Mao Yingchi, Zhong Haishi, Qi Hai, Ping Ping, Li Xiaofang
College of Computer and Information, Hohai University, Nanjing 210098, China.
School of Computer Information & Engineering, Changzhou Institute of Technology, Changzhou 213032, China.
Sensors (Basel). 2017 Sep 2;17(9):2013. doi: 10.3390/s17092013.

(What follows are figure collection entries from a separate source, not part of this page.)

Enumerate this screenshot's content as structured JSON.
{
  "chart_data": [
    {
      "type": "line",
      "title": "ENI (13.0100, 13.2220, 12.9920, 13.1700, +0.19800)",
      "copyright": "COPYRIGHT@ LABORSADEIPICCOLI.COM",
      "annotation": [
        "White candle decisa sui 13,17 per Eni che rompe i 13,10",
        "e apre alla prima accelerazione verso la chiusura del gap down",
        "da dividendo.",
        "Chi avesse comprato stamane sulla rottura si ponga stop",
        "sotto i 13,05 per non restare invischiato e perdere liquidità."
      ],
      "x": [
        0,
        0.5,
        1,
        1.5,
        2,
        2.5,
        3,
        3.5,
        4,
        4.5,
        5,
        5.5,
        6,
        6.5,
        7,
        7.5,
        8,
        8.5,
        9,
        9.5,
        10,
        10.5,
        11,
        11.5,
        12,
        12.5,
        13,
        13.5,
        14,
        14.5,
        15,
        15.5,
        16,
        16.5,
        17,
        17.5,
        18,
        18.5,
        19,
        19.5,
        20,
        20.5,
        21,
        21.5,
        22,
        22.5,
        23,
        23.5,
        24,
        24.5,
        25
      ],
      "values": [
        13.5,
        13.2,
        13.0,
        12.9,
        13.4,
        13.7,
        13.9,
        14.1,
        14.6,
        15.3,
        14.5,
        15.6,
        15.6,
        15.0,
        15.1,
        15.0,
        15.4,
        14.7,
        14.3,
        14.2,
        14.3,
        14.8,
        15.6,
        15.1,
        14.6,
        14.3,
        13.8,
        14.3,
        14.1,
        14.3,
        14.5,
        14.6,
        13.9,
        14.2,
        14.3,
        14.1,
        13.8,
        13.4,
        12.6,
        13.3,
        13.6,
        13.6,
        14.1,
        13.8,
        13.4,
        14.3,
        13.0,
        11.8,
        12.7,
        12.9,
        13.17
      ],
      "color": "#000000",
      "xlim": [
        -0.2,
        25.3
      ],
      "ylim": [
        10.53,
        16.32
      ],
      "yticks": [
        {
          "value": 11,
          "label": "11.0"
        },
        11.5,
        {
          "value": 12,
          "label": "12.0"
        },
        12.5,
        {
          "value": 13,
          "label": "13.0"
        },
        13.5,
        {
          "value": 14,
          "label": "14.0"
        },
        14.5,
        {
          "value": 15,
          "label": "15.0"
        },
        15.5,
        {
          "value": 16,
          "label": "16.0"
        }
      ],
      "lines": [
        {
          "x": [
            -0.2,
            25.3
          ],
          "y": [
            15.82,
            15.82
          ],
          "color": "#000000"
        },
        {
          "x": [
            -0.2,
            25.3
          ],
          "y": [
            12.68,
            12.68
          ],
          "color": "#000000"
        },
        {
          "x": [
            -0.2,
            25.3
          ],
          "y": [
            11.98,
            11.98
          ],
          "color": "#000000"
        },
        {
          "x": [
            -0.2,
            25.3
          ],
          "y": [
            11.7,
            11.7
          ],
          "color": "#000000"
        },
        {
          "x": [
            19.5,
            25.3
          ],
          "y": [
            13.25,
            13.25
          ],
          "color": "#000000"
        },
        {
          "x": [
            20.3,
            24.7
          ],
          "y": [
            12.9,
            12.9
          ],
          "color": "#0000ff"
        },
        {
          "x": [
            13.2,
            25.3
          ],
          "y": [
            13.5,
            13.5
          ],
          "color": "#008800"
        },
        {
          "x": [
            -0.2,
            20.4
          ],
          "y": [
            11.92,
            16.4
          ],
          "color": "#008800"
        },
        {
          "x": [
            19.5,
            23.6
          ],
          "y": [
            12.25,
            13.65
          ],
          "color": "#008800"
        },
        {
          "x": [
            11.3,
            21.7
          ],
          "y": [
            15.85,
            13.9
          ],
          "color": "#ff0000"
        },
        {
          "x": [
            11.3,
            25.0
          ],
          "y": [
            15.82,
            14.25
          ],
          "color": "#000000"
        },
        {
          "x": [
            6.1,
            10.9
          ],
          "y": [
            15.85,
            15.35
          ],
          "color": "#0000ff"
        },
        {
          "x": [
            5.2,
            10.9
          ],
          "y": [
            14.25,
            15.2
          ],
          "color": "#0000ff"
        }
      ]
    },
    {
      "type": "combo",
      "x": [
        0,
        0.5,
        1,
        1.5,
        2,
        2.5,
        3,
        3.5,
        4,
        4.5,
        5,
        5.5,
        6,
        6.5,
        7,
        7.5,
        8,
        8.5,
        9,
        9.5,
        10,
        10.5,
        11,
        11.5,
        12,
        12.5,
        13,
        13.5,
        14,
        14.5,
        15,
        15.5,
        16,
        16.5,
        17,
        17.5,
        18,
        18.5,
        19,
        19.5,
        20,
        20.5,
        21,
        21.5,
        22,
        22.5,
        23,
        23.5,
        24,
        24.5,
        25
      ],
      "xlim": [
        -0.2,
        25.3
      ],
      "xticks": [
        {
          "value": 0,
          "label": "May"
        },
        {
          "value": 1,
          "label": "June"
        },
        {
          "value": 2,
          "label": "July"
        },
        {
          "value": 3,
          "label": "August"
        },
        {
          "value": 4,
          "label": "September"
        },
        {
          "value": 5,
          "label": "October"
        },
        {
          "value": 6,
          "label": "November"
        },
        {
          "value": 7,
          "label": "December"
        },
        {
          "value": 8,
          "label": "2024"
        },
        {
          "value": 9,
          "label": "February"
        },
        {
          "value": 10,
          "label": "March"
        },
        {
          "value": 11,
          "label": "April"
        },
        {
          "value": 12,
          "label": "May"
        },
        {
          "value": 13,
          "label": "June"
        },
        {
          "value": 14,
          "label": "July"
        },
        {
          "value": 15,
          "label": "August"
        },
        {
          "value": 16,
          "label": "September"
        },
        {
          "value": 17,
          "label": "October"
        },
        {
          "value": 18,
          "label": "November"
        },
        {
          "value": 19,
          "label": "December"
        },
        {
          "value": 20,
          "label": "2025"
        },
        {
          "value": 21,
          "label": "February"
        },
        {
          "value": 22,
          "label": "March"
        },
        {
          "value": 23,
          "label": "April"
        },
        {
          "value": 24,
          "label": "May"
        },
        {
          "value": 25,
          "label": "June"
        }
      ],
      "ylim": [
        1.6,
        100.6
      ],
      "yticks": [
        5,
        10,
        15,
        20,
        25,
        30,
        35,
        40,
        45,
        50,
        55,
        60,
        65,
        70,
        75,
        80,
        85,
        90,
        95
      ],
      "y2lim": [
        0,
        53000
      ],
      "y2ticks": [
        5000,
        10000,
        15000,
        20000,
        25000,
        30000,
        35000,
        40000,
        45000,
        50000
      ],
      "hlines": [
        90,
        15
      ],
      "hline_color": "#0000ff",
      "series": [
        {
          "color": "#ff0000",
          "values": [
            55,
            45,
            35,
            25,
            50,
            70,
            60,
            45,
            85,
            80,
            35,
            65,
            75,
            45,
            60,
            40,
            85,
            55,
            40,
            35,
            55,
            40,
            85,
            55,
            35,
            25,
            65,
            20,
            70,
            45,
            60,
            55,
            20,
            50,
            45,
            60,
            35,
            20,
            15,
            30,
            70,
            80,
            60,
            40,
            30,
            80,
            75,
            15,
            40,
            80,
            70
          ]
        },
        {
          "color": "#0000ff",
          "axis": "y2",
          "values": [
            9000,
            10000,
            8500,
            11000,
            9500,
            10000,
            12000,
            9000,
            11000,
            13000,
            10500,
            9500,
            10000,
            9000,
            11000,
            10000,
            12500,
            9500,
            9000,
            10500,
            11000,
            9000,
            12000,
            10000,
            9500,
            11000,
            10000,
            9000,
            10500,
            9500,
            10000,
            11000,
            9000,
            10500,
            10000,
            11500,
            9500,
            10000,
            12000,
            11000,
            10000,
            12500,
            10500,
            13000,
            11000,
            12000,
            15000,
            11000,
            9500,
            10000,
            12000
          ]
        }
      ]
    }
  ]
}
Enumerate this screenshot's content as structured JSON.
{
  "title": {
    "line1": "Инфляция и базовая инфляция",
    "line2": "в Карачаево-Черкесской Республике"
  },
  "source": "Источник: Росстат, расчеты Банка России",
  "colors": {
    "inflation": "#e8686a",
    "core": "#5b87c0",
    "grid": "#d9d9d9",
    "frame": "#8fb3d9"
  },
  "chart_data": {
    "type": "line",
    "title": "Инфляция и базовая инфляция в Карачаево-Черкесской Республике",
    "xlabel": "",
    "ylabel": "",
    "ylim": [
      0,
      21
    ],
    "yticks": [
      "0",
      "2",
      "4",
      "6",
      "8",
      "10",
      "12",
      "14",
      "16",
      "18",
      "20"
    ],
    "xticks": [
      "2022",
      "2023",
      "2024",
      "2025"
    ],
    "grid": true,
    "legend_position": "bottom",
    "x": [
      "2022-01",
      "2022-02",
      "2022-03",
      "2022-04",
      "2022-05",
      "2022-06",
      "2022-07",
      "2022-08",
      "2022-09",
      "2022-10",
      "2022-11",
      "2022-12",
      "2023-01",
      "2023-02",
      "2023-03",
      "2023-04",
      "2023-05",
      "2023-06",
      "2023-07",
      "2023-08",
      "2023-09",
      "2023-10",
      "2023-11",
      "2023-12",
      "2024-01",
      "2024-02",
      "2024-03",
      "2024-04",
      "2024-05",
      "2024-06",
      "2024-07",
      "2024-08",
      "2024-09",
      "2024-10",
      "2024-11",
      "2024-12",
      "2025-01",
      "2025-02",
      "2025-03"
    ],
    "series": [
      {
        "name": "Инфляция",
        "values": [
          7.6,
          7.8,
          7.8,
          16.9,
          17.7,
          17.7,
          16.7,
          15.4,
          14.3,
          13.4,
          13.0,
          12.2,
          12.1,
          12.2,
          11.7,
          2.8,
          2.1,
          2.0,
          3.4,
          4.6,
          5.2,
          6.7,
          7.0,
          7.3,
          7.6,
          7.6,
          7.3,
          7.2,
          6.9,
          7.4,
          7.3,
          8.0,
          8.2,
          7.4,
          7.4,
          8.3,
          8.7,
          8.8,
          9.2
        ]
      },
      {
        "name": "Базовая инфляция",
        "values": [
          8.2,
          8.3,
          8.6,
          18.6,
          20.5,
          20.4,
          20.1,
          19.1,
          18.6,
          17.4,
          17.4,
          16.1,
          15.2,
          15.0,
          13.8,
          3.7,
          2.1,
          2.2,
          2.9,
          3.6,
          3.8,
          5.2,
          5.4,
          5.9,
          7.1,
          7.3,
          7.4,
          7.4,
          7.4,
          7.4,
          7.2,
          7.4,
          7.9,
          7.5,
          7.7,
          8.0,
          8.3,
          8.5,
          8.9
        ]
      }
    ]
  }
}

Clustering analysis is one of the most important issues in trajectory data mining. Trajectory clustering can be widely applied in the detection of hotspots, mobile pattern analysis, urban transportation control, and hurricane prediction, etc. To obtain good clustering performance, the existing trajectory clustering approaches need to input one or more parameters to calibrate the optimal values, which results in a heavy workload and computational complexity. To realize adaptive parameter calibration and reduce the workload of trajectory clustering, an adaptive trajectory clustering approach based on the grid and density (ATCGD) is proposed in this paper. The proposed ATCGD approach includes three parts: partition, mapping, and clustering. In the partition phase, ATCGD applies the average angular difference-based MDL (AD-MDL) partition method to ensure the partition accuracy on the premise that it decreases the number of the segments after the partition. During the mapping procedure, the partitioned segments are mapped into the corresponding cells, and the mapping relationship between the segments and the cells are stored. In the clustering phase, adopting the DBSCAN-based method, the segments in the cells are clustered on the basis of the calibrated values of parameters from the mapping procedure. The extensive experiments indicate that although the results of the adaptive parameter calibration are not optimal, in most cases, the difference between the adaptive calibration and the optimal is less than 5%, while the run time of clustering can reduce about 95%, compared with the TRACLUS algorithm.
聚类分析是轨迹数据挖掘中最重要的问题之一。轨迹聚类可广泛应用于热点检测、移动模式分析、城市交通控制和飓风预测等领域。为了获得良好的聚类性能,现有的轨迹聚类方法需要输入一个或多个参数来校准最优值,这导致了繁重的工作量和计算复杂度。为了实现自适应参数校准并减少轨迹聚类的工作量,本文提出了一种基于网格和密度的自适应轨迹聚类方法(ATCGD)。所提出的ATCGD方法包括三个部分:划分、映射和聚类。在划分阶段,ATCGD应用基于平均角度差的最小描述长度(AD-MDL)划分方法,在减少划分后段数的前提下确保划分精度。在映射过程中,将划分后的段映射到相应的单元格中,并存储段与单元格之间的映射关系。在聚类阶段,采用基于DBSCAN的方法,根据映射过程中参数的校准值对单元格中的段进行聚类。大量实验表明,虽然自适应参数校准的结果不是最优的,但在大多数情况下,自适应校准与最优值之间的差异小于5%,而与TRACLUS算法相比,聚类运行时间可减少约95%。